Chroniques

par bertrand bolognesi

Christian Merlin
Pierre Boulez

Fayard (2019) 618 pages
ISBN 978-2-213-70492-0
De Boulez, Christian Merlin brosse un passionnant portrait paru chez Fayard

« D’une conversation avec lui, on sortait plus intelligent, ou plutôt se sentant tel, tant son expression était claire sur les sujets les plus complexes » : c’est bien ainsi qu’était Pierre Boulez, et Christian Merlin, qui osa l’aborder lorsqu’il était encore étudiant avant de l’interviewer de nombreuses fois, est bien placé pour le savoir. En 1984, la Librairie Arthème Fayard déjà faisait paraître la biographie du compositeur et chef français : contrairement à cet ouvrage plus que trentenaire que signait l’homme de radio Dominique Jameux, celui du journaliste du Figaro n’avance aucune analyse musicale, partant qu’il en existe désormais de nombreuses auprès desquelles le lecteur pourra se renseigner s’il le désire. Le propos est biographique en ce qu’il investit la vie publique de Boulez presque uniquement, puisque le musicien lui-même n’aura guère laissé entrevoir celle qu’à juste titre l’on dit privée – enfin presque, quant au livre, méticuleusement renseigné auprès des sources les plus proches du maître.

La verve de l’auteur est sans pareille à peindre une personnalité d’écorché vif, de grand sensible qui ne sait pas dire non, un affectif cruellement démuni face à la mort de ceux qu’il aime. Son travail peut être lu de plusieurs manières, puisqu’au fil de six grandes parties à suivre la chronologie de son sujet la constellation Boulez s’articule en plusieurs entrées : on peut donc aussi bien décider de ne lire d’abord que le compositeur ou le chef, ou encore le penseur ou le fondateur d’institutions pour revenir plus tard sur le créateur et l’interprète.

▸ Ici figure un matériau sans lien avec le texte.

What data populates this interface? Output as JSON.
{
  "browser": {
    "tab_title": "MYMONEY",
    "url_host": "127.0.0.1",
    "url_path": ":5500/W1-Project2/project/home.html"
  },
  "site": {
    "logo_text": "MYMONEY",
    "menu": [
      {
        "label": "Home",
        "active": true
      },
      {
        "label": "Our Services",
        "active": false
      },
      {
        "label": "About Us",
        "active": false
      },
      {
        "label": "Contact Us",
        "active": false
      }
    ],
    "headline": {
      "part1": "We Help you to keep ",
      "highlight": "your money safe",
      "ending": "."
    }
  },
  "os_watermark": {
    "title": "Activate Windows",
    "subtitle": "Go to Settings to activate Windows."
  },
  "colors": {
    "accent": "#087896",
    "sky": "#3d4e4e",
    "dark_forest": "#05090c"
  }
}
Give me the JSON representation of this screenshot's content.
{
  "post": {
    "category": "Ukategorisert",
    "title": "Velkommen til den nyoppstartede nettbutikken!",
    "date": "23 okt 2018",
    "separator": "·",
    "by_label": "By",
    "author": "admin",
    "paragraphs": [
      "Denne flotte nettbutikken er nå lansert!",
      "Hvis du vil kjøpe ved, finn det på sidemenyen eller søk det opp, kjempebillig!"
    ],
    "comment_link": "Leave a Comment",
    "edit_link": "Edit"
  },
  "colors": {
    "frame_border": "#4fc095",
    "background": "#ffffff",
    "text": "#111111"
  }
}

Des études du jeune homme à Lyon dont le conservatoire le refuse en ses rangs jusqu’aux tristes derniers mois dans sa demeure de Baden Baden nous est donnée à voir la construction d’une des figures les plus importantes de la culture contemporaine. Ainsi Merlin nous emmène-t-il dans les coulisses de la Compagnie Renaud-Barrault où son personnage fut responsable de la musique de scène, puis dans les tournées en Amérique latine, enfin au Petit Marigny où eurent lieu les premiers concerts du Domaine musical. De là il nous embarque vers Cologne et Donaueschingen, vers le New York de John Cage, aussi, et ainsi de suite, de Paris à Bayreuth et de Londres à Salzbourg, entrant dans la genèse de l’Ircam et de l’Ensemble Intercontemporain comme en celles de la Cité de la musique et de la Philharmonie de Paris. Encore est-ce l’occasion de pénétrer l’histoire parfois croquignolesque de l’administration de la culture en France, d’André Malraux à Christine Albanel en passant par nombre de grands égarés de la République.

Disparu il y a tout juste cinq ans, Pierre Boulez nous manque plus qu’on ne saurait dire. Pour les suivre depuis qu’on est en âge de le faire, son histoire et sa musique nous sont bien connues. Pourtant, le plaisir est certain à les reprendre une énième fois grâce à la plume agile de Christian Merlin qui nous en apprend toujours plus sur ce que pourtant l’on croyait savoir. Le lecteur ne manquera pas de souligner le fait que l’ouvrage est sorti il y a quinze mois : nous confessons avoir pris le temps de le déguster, car il le mérite bien – la bonne nouvelle, c’est qu’un livre ne relève pas encore tout à fait de la boutique du modiste ni de celle du poissonnier, le travail du temps n’ayant de prise sur sa puissance ni sur sa fraîcheur. Aussi me permettrai-je le conseil de ne point lire celui-ci trop hâtivement afin de se laisser pleinement imprégner par le destin qu’il conte si bien.